But the 3rd question I mean if encountered URE
when converting a single HDD to RAID 1 array by add another new disk, or replacing a
failure disk in a RAID 1/10 array, there's no redundancy to correct the error. Will it
complete the mirror/re-mirror progress with error data? OR stop the progress like RAID 5
recontruction?
- With a single disk, an unrecoverable error is just that -
it can't be done and it is reported to the filesystem and subsequently to the
application trying to read a file. Generally, it is preferred to get an explicit error
instead of unreliable data. - Writing to an unreadable
sector will either fix the physical sector (for a soft error when e.g. writing was
interrupted by power loss) or the drive will map the logical sector to one of its spare
pool.

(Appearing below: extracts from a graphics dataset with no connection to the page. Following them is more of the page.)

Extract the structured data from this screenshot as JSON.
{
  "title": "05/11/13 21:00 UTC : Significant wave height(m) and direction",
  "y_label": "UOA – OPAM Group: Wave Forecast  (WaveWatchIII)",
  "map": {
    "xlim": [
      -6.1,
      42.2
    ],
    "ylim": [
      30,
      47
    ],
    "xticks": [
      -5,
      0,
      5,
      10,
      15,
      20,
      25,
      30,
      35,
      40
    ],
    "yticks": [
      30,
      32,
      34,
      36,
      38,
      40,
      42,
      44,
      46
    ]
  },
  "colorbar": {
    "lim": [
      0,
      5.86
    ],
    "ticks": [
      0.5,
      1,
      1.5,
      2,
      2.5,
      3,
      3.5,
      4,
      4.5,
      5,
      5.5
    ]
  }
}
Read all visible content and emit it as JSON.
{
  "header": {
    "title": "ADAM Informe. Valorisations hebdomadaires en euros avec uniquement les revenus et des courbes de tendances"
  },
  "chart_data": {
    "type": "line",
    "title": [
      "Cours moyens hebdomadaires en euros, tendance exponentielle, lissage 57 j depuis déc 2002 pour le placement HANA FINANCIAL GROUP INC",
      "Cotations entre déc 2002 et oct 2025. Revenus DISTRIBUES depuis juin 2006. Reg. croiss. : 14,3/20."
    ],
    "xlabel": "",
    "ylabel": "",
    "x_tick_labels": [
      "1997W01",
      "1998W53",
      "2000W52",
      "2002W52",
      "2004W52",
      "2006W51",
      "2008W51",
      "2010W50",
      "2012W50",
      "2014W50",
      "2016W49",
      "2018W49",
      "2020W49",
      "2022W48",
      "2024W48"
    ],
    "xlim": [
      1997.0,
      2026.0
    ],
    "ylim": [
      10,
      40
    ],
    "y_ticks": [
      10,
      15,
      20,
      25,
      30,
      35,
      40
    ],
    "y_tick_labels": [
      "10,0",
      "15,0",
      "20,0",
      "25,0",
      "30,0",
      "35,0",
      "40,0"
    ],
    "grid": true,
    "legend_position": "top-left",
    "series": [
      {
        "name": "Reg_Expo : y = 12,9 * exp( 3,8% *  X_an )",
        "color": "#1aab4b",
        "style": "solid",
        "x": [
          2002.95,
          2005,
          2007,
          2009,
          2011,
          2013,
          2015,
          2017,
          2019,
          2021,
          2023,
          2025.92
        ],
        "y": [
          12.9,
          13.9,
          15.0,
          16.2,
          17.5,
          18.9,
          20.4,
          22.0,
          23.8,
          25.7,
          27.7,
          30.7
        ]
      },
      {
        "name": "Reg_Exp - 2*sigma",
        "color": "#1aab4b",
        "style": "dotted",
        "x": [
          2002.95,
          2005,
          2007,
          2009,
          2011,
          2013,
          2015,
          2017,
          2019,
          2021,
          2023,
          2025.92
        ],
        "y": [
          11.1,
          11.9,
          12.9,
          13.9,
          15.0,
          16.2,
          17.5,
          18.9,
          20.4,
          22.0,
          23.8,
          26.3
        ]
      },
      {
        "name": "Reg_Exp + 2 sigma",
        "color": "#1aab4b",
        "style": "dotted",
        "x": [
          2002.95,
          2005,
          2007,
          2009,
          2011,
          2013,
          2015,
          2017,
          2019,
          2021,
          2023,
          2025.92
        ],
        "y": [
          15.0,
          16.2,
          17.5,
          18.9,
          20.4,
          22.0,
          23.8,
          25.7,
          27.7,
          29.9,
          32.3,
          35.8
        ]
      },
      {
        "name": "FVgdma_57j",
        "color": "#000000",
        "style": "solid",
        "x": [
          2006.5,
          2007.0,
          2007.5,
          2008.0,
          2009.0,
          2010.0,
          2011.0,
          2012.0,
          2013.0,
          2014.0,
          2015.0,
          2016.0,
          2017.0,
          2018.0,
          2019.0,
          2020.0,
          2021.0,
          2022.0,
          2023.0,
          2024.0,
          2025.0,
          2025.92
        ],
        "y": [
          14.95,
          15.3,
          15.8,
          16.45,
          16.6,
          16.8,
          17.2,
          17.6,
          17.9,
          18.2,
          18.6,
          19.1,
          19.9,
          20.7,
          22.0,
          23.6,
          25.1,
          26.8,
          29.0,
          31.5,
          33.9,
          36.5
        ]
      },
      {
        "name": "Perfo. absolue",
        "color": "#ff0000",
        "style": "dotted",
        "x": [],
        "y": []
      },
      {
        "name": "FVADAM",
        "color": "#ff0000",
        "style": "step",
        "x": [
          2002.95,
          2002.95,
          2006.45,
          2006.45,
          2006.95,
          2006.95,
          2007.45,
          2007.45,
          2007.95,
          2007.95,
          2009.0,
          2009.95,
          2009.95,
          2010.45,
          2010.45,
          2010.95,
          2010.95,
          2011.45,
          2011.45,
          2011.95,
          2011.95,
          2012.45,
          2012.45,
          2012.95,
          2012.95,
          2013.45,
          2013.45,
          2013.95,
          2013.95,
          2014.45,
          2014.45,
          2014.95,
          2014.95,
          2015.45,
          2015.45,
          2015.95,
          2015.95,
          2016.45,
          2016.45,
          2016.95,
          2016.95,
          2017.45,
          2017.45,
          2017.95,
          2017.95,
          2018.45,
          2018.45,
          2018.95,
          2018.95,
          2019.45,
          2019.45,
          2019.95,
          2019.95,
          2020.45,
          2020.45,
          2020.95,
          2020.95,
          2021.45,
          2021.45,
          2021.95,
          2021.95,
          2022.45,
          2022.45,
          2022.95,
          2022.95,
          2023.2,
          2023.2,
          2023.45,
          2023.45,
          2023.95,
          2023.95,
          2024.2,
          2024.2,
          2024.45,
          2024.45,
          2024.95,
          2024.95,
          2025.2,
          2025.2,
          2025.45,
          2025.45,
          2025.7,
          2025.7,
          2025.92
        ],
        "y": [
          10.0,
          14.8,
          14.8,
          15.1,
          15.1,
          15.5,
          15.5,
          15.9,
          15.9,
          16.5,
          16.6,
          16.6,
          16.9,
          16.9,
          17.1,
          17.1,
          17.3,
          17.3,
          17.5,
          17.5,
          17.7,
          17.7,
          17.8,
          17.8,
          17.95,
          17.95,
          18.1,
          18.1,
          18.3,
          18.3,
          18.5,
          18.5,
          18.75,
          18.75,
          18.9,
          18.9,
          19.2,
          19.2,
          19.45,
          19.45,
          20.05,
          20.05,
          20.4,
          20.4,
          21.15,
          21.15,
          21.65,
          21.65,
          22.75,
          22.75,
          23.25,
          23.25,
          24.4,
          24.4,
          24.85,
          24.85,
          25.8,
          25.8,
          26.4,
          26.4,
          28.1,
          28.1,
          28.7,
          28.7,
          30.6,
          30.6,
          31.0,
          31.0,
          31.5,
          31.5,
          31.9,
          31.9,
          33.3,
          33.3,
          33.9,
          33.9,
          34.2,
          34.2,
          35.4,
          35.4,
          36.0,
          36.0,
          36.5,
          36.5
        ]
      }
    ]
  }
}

This happens at the discretion of the drive and isn't usually user/driver
selectable. - The RAID controller will most likely repair
the sector - either from the mirror or by rebuilding the data from the redundancy set.
When during a mirror or rebuild a(nother) read error prevents this repair, the error
sticks and the array is bad. Some RAID sets can repair multiple errors (RAID 6 or some
nested RAIDs) but once errors pile up you're out of
luck.
It's important to
make sure errors don't pile up on rarely used sectors - they can become uncorrectable
errors when sectors are left unread for months or even years. So, make sure you enable
data scrubbing, media patrol, patrol read or whatever it's called on your hardware to
check all data on a regular basis. That way, you ensure a rebuild works when you need
it.
Some people report that during a rebuild,
additional drives start to fail because of the stress but I've found this to be a myth.
The drives just stumble on stale, accumulated errors. You can stress even very old
drives for days without any problems.